Let’s look at some of the threads in these two productions:

(1) The Faith Thread: In “Bluish,” faith is seen as an integral part of a person, something they are born with. “Perfect Prayer” looks on faith as something acquired, something that answers specific emotional and “spiritual” needs. At one point, the main character (Hadia) asks her father when he chose Islam – or, more accurately, if he would have chosed Islam if he hadn’t been born to it. Hadia’s own faith is stifled when it is forced on her by her parents, but comes alive when it provides solace when she most needs it. Hadia’s father, in fact, emphasizes that without doubt, there can be no true faith, without questioning. As a person with no faith, I can not only respond to this idea, but can cheer it – my own journey away from faith came about because the religion I was born to no longer answered any needs or provided any answers, while the contemplation of an unguided mysterious universe answers my wonderment at questions, at mysteries. I made the final leap from faith when I realized the “answers” religion provided to mysteries were duller than the questions themselves. Though Hadia ends the play with her faith intact, this questions/answers preference is obviously something we share.

(2) The Family Thread: Both plays show us family dynamics that ring true – loved ones who are maddeningly stifling, irritatingly close, and unashamedly loving. These are the people you can’t live with or without. They are the the ones who lovingly drive you away and angrily bring you closer, making you feel guilty that you’re alive, at the same time making you feel alive when you’re with them. This, more than anything else, is what both plays get right, what audiences of any religious belief can believe and respond to.

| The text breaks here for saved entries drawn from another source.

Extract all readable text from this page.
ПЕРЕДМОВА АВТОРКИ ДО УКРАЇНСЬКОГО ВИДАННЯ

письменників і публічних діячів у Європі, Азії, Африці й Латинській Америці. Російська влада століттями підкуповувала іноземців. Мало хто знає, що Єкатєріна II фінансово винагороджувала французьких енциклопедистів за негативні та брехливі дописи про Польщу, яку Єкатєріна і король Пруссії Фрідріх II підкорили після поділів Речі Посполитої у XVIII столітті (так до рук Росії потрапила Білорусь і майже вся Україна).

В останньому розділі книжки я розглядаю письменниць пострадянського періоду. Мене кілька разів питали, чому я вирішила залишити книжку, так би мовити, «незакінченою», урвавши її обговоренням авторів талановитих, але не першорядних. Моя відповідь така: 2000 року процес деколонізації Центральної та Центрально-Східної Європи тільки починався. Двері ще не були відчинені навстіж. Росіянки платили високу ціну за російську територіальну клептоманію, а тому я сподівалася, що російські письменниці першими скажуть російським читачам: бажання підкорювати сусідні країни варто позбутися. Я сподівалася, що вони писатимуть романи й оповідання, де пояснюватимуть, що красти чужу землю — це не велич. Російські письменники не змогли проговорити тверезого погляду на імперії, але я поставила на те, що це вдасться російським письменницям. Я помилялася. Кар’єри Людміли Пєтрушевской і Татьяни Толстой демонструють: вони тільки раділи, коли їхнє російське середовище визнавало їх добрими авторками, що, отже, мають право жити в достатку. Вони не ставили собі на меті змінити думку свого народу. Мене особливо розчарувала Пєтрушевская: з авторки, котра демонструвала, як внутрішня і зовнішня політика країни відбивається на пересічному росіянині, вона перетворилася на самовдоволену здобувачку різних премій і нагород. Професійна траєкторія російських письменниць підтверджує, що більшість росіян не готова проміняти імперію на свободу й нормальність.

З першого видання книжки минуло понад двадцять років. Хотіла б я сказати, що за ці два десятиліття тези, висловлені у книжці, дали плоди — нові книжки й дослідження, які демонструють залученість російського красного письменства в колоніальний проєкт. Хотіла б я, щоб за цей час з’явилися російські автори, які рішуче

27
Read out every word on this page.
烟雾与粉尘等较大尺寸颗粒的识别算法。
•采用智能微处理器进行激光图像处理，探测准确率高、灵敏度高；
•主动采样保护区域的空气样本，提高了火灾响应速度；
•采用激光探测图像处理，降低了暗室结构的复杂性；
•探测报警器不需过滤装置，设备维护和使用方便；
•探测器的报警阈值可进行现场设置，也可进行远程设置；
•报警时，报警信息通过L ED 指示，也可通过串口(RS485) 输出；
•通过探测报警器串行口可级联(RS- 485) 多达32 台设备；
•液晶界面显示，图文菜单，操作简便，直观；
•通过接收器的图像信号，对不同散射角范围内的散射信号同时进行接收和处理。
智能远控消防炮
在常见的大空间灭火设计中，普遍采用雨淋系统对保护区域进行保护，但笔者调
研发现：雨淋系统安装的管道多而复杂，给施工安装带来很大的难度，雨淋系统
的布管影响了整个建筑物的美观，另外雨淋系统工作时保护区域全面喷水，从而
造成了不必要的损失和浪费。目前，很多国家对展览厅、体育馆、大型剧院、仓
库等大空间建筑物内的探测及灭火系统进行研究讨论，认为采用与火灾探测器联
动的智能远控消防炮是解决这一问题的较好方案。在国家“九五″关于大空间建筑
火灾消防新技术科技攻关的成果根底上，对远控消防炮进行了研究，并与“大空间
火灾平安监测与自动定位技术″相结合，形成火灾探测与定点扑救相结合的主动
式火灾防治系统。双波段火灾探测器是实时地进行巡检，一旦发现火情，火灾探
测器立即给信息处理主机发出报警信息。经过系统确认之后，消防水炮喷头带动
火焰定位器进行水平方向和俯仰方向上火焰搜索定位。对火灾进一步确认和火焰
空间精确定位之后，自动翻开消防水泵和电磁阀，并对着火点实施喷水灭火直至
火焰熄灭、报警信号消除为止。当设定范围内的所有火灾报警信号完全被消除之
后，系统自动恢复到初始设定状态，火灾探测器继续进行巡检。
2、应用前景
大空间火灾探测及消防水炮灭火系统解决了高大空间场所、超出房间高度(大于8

(3) The Love Thread: Both plays featuring young couples in relationships that are tried and tested by the slingshot chaos of religious feeling. In “Bluish,” the relationship fails. “Perfect Prayer” takes a more optimistic approach – the relationship is loud and angry and real, yet it probably will survive for the same reasons that religion continues – it answers real emotional needs and provides answers to less mysterious but no less consuming questions.

(4) The Fish-Out-Of-Water Thread: Both plays feature characters in places you would not expect – Jews and Muslims in the South. Both find humor in the contradictions implicit in that. Both skirt a little closely to the edge of caricature, but both give their characters enough individuality to come alive as real people

There are some things about “Perfect Prayer” I find slightly irritating – during the father’s “Islamic Thought” lectures, he addresses the audience as if we were part of his class; unfortunately this is undercut by the placement of the characters who are actually part of the class – it comes across not as a stylistic flourish to “break the fourth wall,” but as a prententious “I’m dropping out of character to lecture you now” piece of direction. Also, the lighting design was filled with gobo-like shadows that made little sense and confused some of the time/place disconnects in the script.

On the other hand, the set with its five columns was brilliant in its simplicity and utility, if a bit obvious in its symbolism (by the way, would it be politically incorrect if I would ask if Muslims joke about how incredibly phallic Minarets look?).

Plays with religious themes sometimes come with evangelical purposes masking an underlying distrust and dislike for those “who do not believe.” “Bluish,” unfortunately, left this unpleasant aftertaste. “A Perfect Prayer,” on the other hand, uses religion as a means to expose character, and as a means to drive plot. It left me feeling exhilarated, not the least because it actually reaffirmed my own “spiritual outlook” while simultaneously increasing my understanding of Islam. Judging from the reaction of the mostly non-Muslim audience I saw the play with, Ms. El-Attar succeeded in finding the Common Threads that bind us together despite our differences.

To torture my metaphor a final time, if “Bluish” came across like a threadbare prayer shawl, “A Perfect Prayer” comes across as a vibrantly complete and whole prayer rug. In my mind, that makes it an almost perfect play.